Shots of a giant cannon, Red Square and the mausoleums of Lenin and Stalin completed the tourist iconography of communist Moscow. Outside Lenin’s tomb, British viewers were given a rare glimpse of the Soviet population including “farmers from Kazakhstan and Mongolia”, which helped to reinforce a sense of difference between Britain and the USSR. The commentary concluded with “Surely the iron curtain is melting away at last; may it never return”.

These images of Moscow raised hopes of better relations with the USSR and the possibility of an end to the Cold War. Individual contacts warmed relations, even if the British teams’ failings suggested the communists were ahead in sporting prowess. And so it was left to the national side to redress the balance.

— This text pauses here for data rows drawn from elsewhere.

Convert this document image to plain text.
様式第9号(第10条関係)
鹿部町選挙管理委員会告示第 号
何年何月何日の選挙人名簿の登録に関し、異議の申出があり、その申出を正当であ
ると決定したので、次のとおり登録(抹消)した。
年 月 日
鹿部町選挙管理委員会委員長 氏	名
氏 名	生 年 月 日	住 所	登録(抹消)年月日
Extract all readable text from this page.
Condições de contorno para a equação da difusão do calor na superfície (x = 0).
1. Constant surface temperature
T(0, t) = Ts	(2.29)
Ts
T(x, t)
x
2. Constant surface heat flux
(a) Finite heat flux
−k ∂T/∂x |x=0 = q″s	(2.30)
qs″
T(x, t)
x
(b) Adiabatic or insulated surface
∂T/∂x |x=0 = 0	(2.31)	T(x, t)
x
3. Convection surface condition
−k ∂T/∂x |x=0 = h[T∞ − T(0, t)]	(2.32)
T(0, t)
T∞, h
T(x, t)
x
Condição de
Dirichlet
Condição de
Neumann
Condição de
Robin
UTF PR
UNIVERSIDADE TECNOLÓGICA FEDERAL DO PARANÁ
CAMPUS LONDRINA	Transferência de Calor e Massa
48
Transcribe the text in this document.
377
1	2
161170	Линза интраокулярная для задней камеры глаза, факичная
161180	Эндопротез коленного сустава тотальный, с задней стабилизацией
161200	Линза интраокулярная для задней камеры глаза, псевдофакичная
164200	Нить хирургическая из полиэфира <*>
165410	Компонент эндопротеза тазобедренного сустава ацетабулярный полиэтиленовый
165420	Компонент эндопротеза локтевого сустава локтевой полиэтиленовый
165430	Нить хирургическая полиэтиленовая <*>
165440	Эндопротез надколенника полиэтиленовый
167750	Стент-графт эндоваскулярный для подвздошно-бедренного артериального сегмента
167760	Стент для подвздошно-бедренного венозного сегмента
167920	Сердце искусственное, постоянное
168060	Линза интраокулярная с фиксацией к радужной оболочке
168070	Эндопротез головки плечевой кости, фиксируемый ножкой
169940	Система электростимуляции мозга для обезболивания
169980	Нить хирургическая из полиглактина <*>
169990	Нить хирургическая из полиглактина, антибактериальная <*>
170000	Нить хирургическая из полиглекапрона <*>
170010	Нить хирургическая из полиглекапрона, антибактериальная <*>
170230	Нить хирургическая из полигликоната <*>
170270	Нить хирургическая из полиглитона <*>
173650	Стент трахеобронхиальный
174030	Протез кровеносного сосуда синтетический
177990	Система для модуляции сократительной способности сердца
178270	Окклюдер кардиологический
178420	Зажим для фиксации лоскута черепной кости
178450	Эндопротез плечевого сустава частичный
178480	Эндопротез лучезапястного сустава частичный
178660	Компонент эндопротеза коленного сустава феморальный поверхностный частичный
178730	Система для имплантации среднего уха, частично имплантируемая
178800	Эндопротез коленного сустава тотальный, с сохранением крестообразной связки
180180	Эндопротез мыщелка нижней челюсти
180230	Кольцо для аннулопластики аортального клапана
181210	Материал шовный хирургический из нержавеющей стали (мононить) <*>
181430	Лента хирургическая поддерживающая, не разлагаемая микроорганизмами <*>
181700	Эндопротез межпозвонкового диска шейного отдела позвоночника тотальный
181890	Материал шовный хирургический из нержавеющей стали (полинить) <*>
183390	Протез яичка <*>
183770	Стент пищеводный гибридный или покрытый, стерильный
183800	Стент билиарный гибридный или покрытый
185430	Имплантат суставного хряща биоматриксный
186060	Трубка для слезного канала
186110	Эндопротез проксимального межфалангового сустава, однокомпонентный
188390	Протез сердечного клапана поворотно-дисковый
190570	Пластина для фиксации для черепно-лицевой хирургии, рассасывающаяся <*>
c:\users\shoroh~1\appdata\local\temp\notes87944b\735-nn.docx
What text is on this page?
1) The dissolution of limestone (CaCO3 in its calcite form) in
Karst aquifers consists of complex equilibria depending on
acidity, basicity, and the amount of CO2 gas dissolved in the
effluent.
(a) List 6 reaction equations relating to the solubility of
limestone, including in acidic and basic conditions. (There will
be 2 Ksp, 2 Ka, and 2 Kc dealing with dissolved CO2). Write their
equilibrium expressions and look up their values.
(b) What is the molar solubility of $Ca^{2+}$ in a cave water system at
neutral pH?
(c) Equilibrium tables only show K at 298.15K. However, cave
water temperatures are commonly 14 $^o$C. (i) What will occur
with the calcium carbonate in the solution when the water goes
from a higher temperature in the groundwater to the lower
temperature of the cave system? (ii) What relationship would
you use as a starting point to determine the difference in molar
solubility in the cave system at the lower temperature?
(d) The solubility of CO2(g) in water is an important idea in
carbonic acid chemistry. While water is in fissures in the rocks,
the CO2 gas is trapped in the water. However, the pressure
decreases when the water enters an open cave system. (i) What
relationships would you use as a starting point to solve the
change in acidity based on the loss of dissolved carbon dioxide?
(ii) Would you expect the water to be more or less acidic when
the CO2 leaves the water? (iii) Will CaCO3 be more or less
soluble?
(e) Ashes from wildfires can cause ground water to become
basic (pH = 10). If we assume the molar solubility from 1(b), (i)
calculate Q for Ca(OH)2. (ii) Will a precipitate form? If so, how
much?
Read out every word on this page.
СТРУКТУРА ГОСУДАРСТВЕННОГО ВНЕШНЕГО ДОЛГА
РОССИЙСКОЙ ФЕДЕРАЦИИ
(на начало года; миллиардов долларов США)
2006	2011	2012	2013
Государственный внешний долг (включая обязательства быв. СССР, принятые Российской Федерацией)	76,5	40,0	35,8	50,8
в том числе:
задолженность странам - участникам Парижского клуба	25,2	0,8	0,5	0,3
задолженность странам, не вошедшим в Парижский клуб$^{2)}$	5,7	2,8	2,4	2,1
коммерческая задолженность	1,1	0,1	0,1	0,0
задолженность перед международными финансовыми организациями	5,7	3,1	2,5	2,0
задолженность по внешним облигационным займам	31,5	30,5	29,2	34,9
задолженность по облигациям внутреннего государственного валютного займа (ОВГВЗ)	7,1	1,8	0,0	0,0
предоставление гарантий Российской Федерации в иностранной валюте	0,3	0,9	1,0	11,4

By 1958, following the Soviet suppression of the Hungarian uprising and the deepening Berlin Crisis, the thaw was over. That year England took on the USSR four times. Holiday company Morlands even offered supporters “a special cruise with five days in the USSR to see the international football match in Moscow”.

Draws in that friendly, and the group stages of the World Cup in Sweden were compounded when the Soviets won a play-off to send England out. Cold War sporting parity was restored, however, when the English won an autumn friendly 5-0 – described by the Daily Express as being “hammered and sickled”, with suggestions that Russian players would now be forced to work in salt mines. As the Cold War re-froze the conflict trickled into the sports reports.

While football became a proxy for the Cold War in the 1950s it also allowed sports fans to learn about the enigmatic country behind the iron curtain. As Britain’s global position is once more changing, and Russia is portrayed as posing a direct threat, more understanding between the respective countries might lead politicians to question how to approach international diplomacy as people from different cultures mix.